Sie machen erhebliche Fehler. Sie stecken das Geld jetzt nur in Projekte für das letzte Kindergartenjahr. Wenn Sie einmal sehen, was die kirchlichen Träger zu dem Vorschlag des Herrn Ministerpräsidenten zum letzten Kindergartenjahr sagen, dann sollten Sie vielleicht auch einmal ein bisschen darüber nachdenken, ob das eigentlich das Richtige ist. Das Geld gehört an sich für die sofortige Umsetzung des Orientierungsplans verwandt.

(Abg. Kretschmann GRÜNE: Richtig! Genau das ist es!)

Genau das ist es.

Sie müssen einmal verstehen, was die Leute alles machen müssen. Die Landesstiftung unterstützt, dann gibt es ein Programm der Landesregierung, dann gibt es jetzt das Programm „Schulreifes Kind“. Wenn Sie so weitermachen, brauchen Sie noch ein Computerprogramm, um für jedes Kind im Kindergarten aufzuzeigen, wo das Kind überall hinmuss, um im letzten Kindergartenjahr eine schulische Ergänzungshilfe zu bekommen.

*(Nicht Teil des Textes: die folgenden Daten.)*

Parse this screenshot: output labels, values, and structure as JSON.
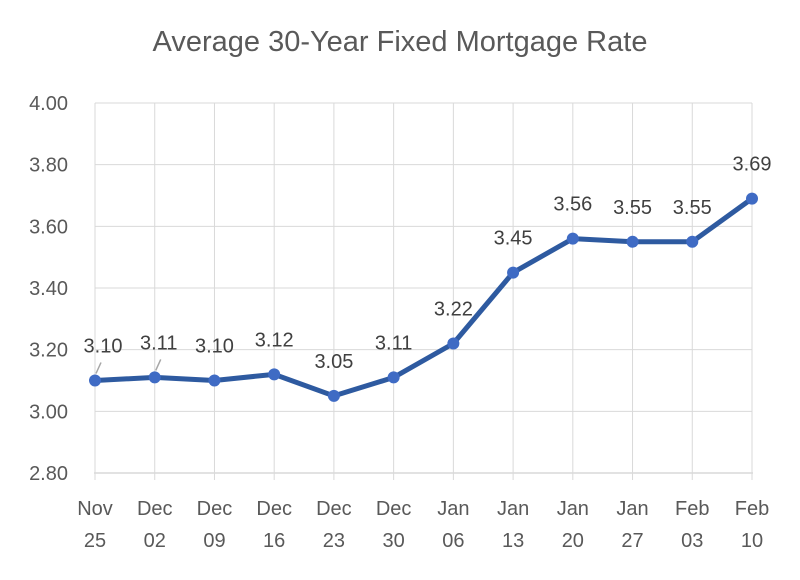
{
  "window": {
    "background_color": "#ffffff"
  },
  "chart_data": {
    "type": "line",
    "title": "Average 30-Year Fixed Mortgage Rate",
    "categories": [
      {
        "month": "Nov",
        "day": "25"
      },
      {
        "month": "Dec",
        "day": "02"
      },
      {
        "month": "Dec",
        "day": "09"
      },
      {
        "month": "Dec",
        "day": "16"
      },
      {
        "month": "Dec",
        "day": "23"
      },
      {
        "month": "Dec",
        "day": "30"
      },
      {
        "month": "Jan",
        "day": "06"
      },
      {
        "month": "Jan",
        "day": "13"
      },
      {
        "month": "Jan",
        "day": "20"
      },
      {
        "month": "Jan",
        "day": "27"
      },
      {
        "month": "Feb",
        "day": "03"
      },
      {
        "month": "Feb",
        "day": "10"
      }
    ],
    "series": [
      {
        "name": "Average 30-Year Fixed Mortgage Rate",
        "values": [
          3.1,
          3.11,
          3.1,
          3.12,
          3.05,
          3.11,
          3.22,
          3.45,
          3.56,
          3.55,
          3.55,
          3.69
        ]
      }
    ],
    "data_labels": [
      "3.10",
      "3.11",
      "3.10",
      "3.12",
      "3.05",
      "3.11",
      "3.22",
      "3.45",
      "3.56",
      "3.55",
      "3.55",
      "3.69"
    ],
    "data_label_dx": [
      8,
      4,
      0,
      0,
      0,
      0,
      0,
      0,
      0,
      0,
      0,
      0
    ],
    "leader_line_indices": [
      0,
      1
    ],
    "xlabel": "",
    "ylabel": "",
    "ylim": [
      2.8,
      4.0
    ],
    "y_ticks": [
      "4.00",
      "3.80",
      "3.60",
      "3.40",
      "3.20",
      "3.00",
      "2.80"
    ],
    "grid": "horizontal-and-vertical",
    "legend": "none",
    "colors": {
      "line": "#2e5aa0",
      "marker": "#3f6bc4",
      "grid": "#d9d9d9",
      "axis_line": "#d9d9d9",
      "title_text": "#595959",
      "axis_text": "#595959",
      "data_label_text": "#404040",
      "leader_line": "#a6a6a6"
    }
  }
}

(Zuruf der Abg. Brigitte Lösch GRÜNE)

Das Programm ist doch nicht aus einem Guss. Das schreiben im Übrigen auch die Zeitungen in Baden-Württemberg immer wieder: „Kein Programm aus einem Guss“. Die Geschäftsführer der beiden großen kirchlichen Trägerverbände für Kindergarteneinrichtungen haben am 28. April 2005 zu diesem Konzept Folgendes gesagt:

Die Aussagen Oettingers zum Bildungsauftrag des Kindergartens sind einseitig auf die Vorbereitung zur Schulreife bezogen. Oettingers frühere Vorschläge für ein Kindergartenpflichtjahr sind nun auf das Konzept „Schulreifes Kind“ abgespeckt worden. Dies entspricht einem überholten Vorschulkonzept, in dem einseitig nur die Kinder im letzten Kindergartenjahr gefördert werden.

(Abg. Schmiedel SPD: Altes Denken!)

Genau so ist es. Das ist altes Denken! Das, was uns die Forschung sagt, und die Erkenntnisse aus anderen Modellversuchen werden in Baden-Württemberg nicht umgesetzt. Das ist kein modernes Kindergartenkonzept, wie wir es für die Zukunft brauchen.